Comment aborder la photographie qui nous est confiée
Depuis l’invention de la photographie au XIXe siècle, d’innombrables instants du monde entier ont été immortalisés. Collectionner des photographies revient à rassembler des fragments du monde. À l’ère des médias, de l’image, du visuel et du signe, de nombreuses expressions témoignent d’une même réalité : la profusion d’images visuelles caractérise notre époque. Alors que la photographie occupe une place croissante, notre posture et notre état d’esprit face à la prise de vue et à la contemplation des images deviennent plus que jamais essentiels.
La série « Knowledge » explore en profondeur les savoirs photographiques et les réflexions qui les sous-tendent. Ce nouvel épisode s’intéresse à la dimension instantanée et à la potentielle agressivité de la photographie. Une invitation à réfléchir à l’éthique photographique.
Le pinceau magique qui saisit l’instant
Revenons environ vingt ans en arrière, avant l’avènement de l’appareil photo numérique. Autrefois, l’appareil photo était un objet précieux, réservé à la conservation des souvenirs des grands jours, soigneusement gardé à la maison. Aujourd’hui, il suffit de saisir son smartphone pour non seulement photographier, mais aussi éditer, partager et explorer la photographie à un niveau inédit.
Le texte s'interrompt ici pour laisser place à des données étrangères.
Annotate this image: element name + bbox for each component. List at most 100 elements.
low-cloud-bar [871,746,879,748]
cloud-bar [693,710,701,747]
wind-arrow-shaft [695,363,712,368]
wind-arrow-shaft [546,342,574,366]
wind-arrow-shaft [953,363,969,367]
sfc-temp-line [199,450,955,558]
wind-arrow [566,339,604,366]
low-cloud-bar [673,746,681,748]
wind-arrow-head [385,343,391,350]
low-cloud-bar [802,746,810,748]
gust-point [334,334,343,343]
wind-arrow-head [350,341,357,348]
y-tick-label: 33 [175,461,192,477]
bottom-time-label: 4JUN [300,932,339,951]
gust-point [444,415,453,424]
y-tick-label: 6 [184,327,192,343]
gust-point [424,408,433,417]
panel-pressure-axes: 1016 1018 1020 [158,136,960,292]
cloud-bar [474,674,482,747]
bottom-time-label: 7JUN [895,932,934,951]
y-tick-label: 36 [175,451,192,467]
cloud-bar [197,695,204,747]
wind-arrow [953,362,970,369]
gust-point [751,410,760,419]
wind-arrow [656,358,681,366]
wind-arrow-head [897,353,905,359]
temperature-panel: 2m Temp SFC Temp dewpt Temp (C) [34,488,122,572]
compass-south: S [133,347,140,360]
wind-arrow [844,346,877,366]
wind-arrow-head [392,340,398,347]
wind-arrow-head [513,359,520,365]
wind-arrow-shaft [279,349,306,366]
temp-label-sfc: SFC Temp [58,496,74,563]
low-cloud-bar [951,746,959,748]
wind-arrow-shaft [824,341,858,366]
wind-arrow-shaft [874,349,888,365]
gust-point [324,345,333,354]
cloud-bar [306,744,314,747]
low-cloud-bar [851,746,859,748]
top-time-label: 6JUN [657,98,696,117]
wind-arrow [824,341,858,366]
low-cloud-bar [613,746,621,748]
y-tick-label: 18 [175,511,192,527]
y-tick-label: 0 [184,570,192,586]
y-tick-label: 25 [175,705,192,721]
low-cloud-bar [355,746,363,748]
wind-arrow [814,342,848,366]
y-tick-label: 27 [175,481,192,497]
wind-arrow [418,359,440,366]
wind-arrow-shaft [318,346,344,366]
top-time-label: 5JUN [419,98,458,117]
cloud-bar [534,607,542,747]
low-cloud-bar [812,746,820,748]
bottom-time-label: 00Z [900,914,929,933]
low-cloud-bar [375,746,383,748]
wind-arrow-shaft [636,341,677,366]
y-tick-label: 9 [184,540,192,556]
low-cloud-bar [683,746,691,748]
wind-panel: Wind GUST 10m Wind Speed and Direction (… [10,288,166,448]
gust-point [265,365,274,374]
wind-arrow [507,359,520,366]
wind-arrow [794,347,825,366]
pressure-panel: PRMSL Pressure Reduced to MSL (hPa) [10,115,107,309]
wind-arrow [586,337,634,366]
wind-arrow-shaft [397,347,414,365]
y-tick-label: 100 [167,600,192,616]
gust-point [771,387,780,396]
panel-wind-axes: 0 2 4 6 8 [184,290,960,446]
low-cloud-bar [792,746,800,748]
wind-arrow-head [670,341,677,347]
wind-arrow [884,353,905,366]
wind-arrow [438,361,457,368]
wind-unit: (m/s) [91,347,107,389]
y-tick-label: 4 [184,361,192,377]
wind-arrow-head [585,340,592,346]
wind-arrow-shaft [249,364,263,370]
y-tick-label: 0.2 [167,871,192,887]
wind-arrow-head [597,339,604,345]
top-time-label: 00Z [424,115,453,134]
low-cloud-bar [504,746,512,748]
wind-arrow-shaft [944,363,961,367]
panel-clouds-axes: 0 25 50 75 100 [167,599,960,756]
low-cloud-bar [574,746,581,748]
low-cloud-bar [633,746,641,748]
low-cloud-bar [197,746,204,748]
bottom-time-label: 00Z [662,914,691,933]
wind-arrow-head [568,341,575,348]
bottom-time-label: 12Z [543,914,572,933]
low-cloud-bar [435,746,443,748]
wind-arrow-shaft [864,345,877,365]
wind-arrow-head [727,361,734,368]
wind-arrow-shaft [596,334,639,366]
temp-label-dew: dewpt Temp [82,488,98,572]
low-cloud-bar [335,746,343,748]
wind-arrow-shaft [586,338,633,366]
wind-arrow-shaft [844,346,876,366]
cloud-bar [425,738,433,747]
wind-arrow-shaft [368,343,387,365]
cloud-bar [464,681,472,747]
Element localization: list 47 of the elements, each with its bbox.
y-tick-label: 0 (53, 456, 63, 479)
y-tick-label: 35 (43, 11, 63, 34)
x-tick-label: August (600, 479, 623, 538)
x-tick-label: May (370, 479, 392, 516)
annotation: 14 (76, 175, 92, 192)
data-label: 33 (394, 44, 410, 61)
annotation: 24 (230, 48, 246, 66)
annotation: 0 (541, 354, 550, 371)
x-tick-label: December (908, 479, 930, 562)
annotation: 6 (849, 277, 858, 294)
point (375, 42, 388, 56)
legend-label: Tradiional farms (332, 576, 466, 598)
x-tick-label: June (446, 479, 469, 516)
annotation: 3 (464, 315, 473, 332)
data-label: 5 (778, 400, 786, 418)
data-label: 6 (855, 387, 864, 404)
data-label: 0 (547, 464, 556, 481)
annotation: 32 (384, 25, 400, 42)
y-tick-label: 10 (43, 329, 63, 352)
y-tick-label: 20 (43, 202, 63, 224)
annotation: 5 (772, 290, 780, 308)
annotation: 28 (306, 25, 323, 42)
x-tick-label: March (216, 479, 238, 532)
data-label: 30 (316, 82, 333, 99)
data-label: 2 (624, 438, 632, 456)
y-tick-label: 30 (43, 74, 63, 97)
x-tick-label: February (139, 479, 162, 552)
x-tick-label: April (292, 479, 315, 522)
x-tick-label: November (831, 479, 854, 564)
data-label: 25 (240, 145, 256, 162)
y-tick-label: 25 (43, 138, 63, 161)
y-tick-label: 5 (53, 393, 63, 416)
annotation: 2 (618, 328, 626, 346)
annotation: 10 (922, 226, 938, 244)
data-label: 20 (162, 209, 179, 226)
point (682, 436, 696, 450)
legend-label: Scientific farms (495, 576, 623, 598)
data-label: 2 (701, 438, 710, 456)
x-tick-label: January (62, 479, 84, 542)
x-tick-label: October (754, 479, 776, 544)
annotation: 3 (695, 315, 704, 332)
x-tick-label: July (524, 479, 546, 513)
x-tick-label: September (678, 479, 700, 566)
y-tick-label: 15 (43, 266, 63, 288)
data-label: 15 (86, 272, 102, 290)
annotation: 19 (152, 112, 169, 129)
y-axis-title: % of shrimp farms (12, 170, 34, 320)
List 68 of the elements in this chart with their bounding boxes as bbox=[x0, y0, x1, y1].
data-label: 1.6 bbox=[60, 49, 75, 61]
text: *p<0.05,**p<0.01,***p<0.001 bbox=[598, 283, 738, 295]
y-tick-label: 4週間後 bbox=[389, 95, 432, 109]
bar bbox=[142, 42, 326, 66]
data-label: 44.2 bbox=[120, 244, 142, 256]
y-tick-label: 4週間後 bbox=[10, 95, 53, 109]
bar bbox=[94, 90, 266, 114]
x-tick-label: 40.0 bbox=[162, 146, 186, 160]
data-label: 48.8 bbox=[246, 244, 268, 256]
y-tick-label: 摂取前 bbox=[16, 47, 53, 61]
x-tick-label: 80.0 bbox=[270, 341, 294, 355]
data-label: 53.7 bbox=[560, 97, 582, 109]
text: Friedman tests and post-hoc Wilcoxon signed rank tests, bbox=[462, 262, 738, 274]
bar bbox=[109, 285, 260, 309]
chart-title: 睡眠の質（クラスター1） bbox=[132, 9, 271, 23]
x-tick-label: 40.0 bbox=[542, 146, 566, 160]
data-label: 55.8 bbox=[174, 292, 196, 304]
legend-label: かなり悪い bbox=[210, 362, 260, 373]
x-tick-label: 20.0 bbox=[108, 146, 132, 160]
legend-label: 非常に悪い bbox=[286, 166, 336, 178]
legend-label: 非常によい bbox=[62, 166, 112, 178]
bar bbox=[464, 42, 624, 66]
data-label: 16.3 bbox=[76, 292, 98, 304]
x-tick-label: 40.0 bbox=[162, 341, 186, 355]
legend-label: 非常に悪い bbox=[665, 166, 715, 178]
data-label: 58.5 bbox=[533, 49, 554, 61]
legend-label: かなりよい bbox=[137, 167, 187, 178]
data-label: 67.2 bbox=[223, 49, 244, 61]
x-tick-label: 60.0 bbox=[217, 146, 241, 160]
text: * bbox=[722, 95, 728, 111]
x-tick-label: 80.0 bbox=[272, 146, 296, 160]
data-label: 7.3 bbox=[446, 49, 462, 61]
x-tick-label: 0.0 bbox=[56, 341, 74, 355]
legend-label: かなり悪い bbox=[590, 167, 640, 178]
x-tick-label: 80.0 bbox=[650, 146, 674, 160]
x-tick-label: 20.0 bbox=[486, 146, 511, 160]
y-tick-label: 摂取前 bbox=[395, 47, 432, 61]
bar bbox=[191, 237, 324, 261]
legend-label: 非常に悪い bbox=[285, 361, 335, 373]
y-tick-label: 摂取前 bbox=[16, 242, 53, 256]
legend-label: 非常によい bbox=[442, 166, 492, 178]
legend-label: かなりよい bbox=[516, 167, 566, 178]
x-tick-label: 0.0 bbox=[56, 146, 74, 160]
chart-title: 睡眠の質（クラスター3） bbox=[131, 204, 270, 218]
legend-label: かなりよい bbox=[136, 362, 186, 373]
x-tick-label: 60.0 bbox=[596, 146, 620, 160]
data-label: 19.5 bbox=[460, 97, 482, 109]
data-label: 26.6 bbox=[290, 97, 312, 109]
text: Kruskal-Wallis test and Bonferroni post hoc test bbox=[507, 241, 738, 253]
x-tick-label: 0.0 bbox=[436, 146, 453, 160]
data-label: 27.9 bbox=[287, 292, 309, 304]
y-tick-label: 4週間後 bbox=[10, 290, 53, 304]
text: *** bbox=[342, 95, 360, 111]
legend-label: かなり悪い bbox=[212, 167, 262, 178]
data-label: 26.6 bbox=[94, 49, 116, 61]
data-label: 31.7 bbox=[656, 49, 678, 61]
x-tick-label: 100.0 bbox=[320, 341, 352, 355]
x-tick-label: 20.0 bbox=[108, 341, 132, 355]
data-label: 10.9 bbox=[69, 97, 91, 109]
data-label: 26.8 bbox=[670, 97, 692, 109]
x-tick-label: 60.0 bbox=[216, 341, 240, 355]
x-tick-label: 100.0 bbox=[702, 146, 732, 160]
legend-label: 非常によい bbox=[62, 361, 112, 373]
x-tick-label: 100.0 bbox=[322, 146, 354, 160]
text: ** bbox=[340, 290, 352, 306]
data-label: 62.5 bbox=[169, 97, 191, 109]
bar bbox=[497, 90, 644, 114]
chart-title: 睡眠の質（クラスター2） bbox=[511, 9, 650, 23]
Sans même nous en rendre compte, nous avons peut-être adopté une nouvelle façon de percevoir le monde. L’une des motivations fondamentales de la prise de vue est la curiosité. Par exemple, lorsque nous croisons une enseigne insolite, l’envie de la photographier et d’en éprouver un sentiment d’appropriation relève d’un instinct photographique profond.
Image par 永田 仁二/ShinjiNagata
Le photographe qui a incarné cette sensibilité avec le plus de sincérité est sans doute Henri Cartier-Bresson, auteur de « The Decisive Moment ». Il a établi une nouvelle approche de la capture de l’instant grâce à son Leica 35 mm. Ses photographies sont reconnues non seulement comme des prises de vue, mais comme de véritables œuvres picturales réalisées à la caméra.
Photo Shooting – L’agressivité inhérente à la photographie
Nous devrions interroger en profondeur le sens de notre curiosité. L’expression « curiosité pour l’inconnu » nous semble naturelle, alors que « curiosité pour le connu » est rarement entendue. La curiosité est un sentiment tourné vers ce qui est flou, inexploré, mystérieux. Lorsque cette curiosité se porte sur autrui et se traduit par une prise de vue, elle requiert une grande délicatesse.
La critique américaine Susan Sontag affirme que « photographier, c’est s’approprier ce que l’on photographie ». Cela implique d’établir une relation singulière entre soi et le monde extérieur. À travers la photographie, on peut avoir l’impression d’acquérir un savoir ou un pouvoir particulier. C’est pourquoi il convient de rester attentif à la dimension « agressive » de la photographie.
Susan Sontag analyse l’expression « Shoot a picture » et approfondit la réflexion sur l’agressivité photographique. L’acte de déclencher l’obturateur peut être perçu comme celui d’appuyer sur une gâchette. L’agressivité de l’appareil photo diffère de la violence physique, mais elle n’en demeure pas moins une forme d’intrusion envers le sujet. La réaction instinctive de rejet face à l’objectif témoigne de cette dimension agressive inhérente à la photographie.
Des photographies empreintes de douceur
Image par Kyoka
Lors de la prise de vue, n’hésitez pas à engager la conversation et à établir un dialogue. Cela témoigne de votre respect et de votre empathie envers le sujet. Cette démarche favorise une compréhension plus profonde, qui se reflète dans l’univers de l’œuvre. Les photographies où transparaît la richesse de la relation entre photographe et sujet dégagent une atmosphère apaisante et bienveillante.